Health department warns of caution with new COVID wave | News, Sports, Jobs

MARQUETTE — The Marquette County Health Department has explained why the area is having another wave of COVID-19.

That “easy” Answer, said MCHD Medical Director Bob Lorinser, is that omicron variants and reinfection community rates of cases are officially seven times higher than the trough before this last wave. This, he said, is likely undercounted by two to eight times since nearly all home tests are not part of the stats.

According to Lorinser, Marquette does not have a proportionate increase in severe cases, hospitalizations, and deaths from vaccination and previous Omicron infections.

“This same answer can be given nationwide,” Lorinser said in a statement Wednesday.

According to a recent UP Health System review – Marquette COVID positive shots since May 9th:

– Of all patients hospitalized with positive COVID tests, 41% are admitted secondary to COVID and are not coincidentally positive.

– A total of 25% of patients admitted for COVID are up to date with vaccines, meaning they will receive at least one booster shot if eligible.

– No one admitted for COVID and requiring intensive care treatment will be stepped up.

– The age range of those eligible for COVID is 42-95 years old.

– The length of stay of people admitted because of COVID is one to 19 days, on average six days.

Lorinser said that vaccinated individuals, and particularly those who have been boosted, continue to have strong protection against major diseases, even against BA.2.12.1 and BA.2, known as omicron variants — the two main variants caused by the circulate United States.

According to the Centers for Disease Control and Prevention, Omicron was detected in all US states and territories as of December 20 and remains the dominant variant in the country. The Omicron variant spreads more easily than previous variants of the virus, including the Delta variant.

“These newer omicron subvariants are better than previous strains at evading immunity from vaccines and previous infections, meaning even people infected with the original omicron strain could be at risk of reinfection, but im generally still protected from serious diseases.” said Lorinser. “People who are up to date with COVID vaccines – meaning they are boosted, which I think is poor term for a three dose vaccine – and who have previously been infected with Omicron are the most protected Population.”

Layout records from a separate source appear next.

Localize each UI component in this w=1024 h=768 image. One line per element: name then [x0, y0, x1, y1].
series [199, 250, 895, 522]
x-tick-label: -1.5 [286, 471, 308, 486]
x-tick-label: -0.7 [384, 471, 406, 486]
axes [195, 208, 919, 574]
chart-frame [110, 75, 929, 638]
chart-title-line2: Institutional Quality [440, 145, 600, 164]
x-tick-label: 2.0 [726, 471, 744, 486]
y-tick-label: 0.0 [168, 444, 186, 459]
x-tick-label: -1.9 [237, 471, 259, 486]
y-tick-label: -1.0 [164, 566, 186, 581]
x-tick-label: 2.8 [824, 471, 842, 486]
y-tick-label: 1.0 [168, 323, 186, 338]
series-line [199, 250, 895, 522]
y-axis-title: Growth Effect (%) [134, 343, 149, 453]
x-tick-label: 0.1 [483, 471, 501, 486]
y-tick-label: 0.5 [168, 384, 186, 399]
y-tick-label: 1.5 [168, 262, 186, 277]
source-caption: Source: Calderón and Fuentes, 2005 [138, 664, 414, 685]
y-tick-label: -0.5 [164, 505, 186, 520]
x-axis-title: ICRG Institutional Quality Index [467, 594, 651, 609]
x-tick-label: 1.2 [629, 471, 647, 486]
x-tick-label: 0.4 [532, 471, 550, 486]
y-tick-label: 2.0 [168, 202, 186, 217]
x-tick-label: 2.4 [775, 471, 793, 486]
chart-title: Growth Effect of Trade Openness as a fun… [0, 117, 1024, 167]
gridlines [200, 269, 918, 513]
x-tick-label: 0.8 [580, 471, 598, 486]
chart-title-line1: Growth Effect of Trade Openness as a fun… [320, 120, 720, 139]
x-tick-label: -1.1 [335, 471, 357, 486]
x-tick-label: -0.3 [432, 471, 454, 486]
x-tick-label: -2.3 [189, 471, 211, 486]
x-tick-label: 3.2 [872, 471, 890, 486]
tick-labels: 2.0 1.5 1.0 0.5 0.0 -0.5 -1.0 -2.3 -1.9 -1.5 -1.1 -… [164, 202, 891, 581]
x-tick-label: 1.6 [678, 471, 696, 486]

This group, he said, is followed by those who are vaccinated and uninfected and those who are infected but unvaccinated. Those at highest risk are those who have not been vaccinated or previously infected.

Lorinser said a local outbreak in care homes has had 22 cases over the past two weeks, with almost all residents double charged.

“In the past, before vaccination, this would have resulted in around 20 to 30 percent hospitalizations and one to four deaths,” said Lorinser.

What is seen now, he noted, is mild cold-like symptoms, with a patient with an oxygen-dependent lung disease going to the emergency room for a check-up and then being allowed to return.

“Unfortunately, several patients in hospice care diagnosed with COVID prior to diagnosis are dying unrelated to COVID, so multiple deaths will be related to COVID.” he said. “Unfair and inaccurate dates if you ask me.”

Lorinser made these suggestions:

– Get vaccinated with three doses.

– Assess your risk of reinfection and change your behavior as desired, e.g. B. by masking indoors and in public.

– If you become infected again, assess your risk of severe infection and discuss the use of antiviral therapies with your doctor.

Lorinser stressed that individuals cannot expect not to get seriously ill, be hospitalized or die if they are fully vaccinated, but their chances are probably five to 10 times lower if they are vaccinated.

He also responded to one person’s question “absolute risk” becoming seriously ill, being hospitalized, or dying.

Lorinser said he looked at several CDC databases of cases, hospitalizations and deaths by age group for the week ended May 14 and made comparisons.

Important factors such as vaccination rates, previous infections and comorbidities are not included in the data sets.

According to Lorinser, the risk of being hospitalized is about 2% for people aged 50 to 64 and 12% for people aged 65 and over.

For risk of death, it is 0.06% for people aged 50 to 64, 0.2% for people aged 65 to 74, and 1% for people aged 75 and older.

“So if you take this as an average, your risk will increase or decrease depending on several factors, as mentioned above.” said Lorinser. “For me, the risk is real and deserves my attention. That’s why I’m strengthened.”